Preschoolers’ Search for Explanatory Information Within Adult–Child Conversation

Authors


  • This research was supported by a National Science Foundation (NSF) graduate research fellowship to B.N.F., National Institute of Child Health and Human Development (NICHD) Grant HD-36043 to S.A.G., Grant HD-22149 to H.M.W., and a McDonnell Foundation grant to H.M.W. and S.A.G. We are grateful to the parents, teachers, and children at the University of Michigan Children’s Centers for participating in this research, as well as to Laura Dean, Alex Doumas, Jenna Eisen, Jesse Emerick, Jason French, Emily Haas, Shelley Housey, Liz Hrivnak, Sara Miller, Courtney Petersen, Kristin Rohrbeck, and Katina Stowers for their invaluable assistance with this research. We would also like thank three anonymous reviewers for their helpful feedback on prior drafts.

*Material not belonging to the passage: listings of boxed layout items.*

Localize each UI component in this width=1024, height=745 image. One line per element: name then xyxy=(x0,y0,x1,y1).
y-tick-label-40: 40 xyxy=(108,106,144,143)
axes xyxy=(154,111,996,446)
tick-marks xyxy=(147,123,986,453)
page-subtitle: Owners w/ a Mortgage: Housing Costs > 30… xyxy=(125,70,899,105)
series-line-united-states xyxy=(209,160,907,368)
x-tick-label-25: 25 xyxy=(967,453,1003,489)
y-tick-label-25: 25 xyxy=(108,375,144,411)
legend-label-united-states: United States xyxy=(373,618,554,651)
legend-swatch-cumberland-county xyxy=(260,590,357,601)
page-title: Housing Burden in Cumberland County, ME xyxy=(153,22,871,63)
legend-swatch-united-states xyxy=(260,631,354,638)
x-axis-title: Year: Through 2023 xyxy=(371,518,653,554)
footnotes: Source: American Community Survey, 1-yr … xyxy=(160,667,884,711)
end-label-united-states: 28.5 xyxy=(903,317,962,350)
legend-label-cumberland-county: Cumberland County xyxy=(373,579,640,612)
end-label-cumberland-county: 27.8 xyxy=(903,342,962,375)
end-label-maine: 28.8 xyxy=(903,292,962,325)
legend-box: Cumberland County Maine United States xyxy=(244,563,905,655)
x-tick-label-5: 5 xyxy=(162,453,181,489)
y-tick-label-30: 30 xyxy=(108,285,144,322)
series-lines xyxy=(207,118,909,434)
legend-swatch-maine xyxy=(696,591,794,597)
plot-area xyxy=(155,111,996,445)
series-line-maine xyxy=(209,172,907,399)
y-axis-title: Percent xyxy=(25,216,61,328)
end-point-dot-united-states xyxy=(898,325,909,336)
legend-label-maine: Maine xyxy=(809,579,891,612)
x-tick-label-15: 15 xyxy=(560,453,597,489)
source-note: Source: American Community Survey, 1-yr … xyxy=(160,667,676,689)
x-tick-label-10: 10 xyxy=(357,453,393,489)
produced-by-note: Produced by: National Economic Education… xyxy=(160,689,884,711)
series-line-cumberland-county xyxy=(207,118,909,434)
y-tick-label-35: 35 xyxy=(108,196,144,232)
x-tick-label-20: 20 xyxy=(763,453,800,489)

concerning this article should be addressed to Brandy Frazier, Department of Psychology, University of Hawaii at Manoa, 2430 Campus Road, Honolulu, HI 96822. Electronic mail may be sent to brandy2@hawaii.edu.

Abstract

This research examined children’s questions and the reactions to the answers they receive in conversations with adults. If children actively seek explanatory knowledge, they should react differently depending on whether they receive a causal explanation. Study 1 examined conversations following 6 preschoolers’ (ages 2–4 years) causal questions in naturalistic situations (using the Child Language Data Exchange System [CHILDES] database). Children more often agreed and asked follow-up questions following adult explanations and, conversely, more often reasked their original question and provided their own explanation following nonexplanations. Study 2 replicated these patterns within an experimental task in 42 children ages 3–5 years. Children’s reactions following explanatory versus nonexplanatory information confirm that young children are motivated to seek causal information actively and use specific conversational strategies to obtain it.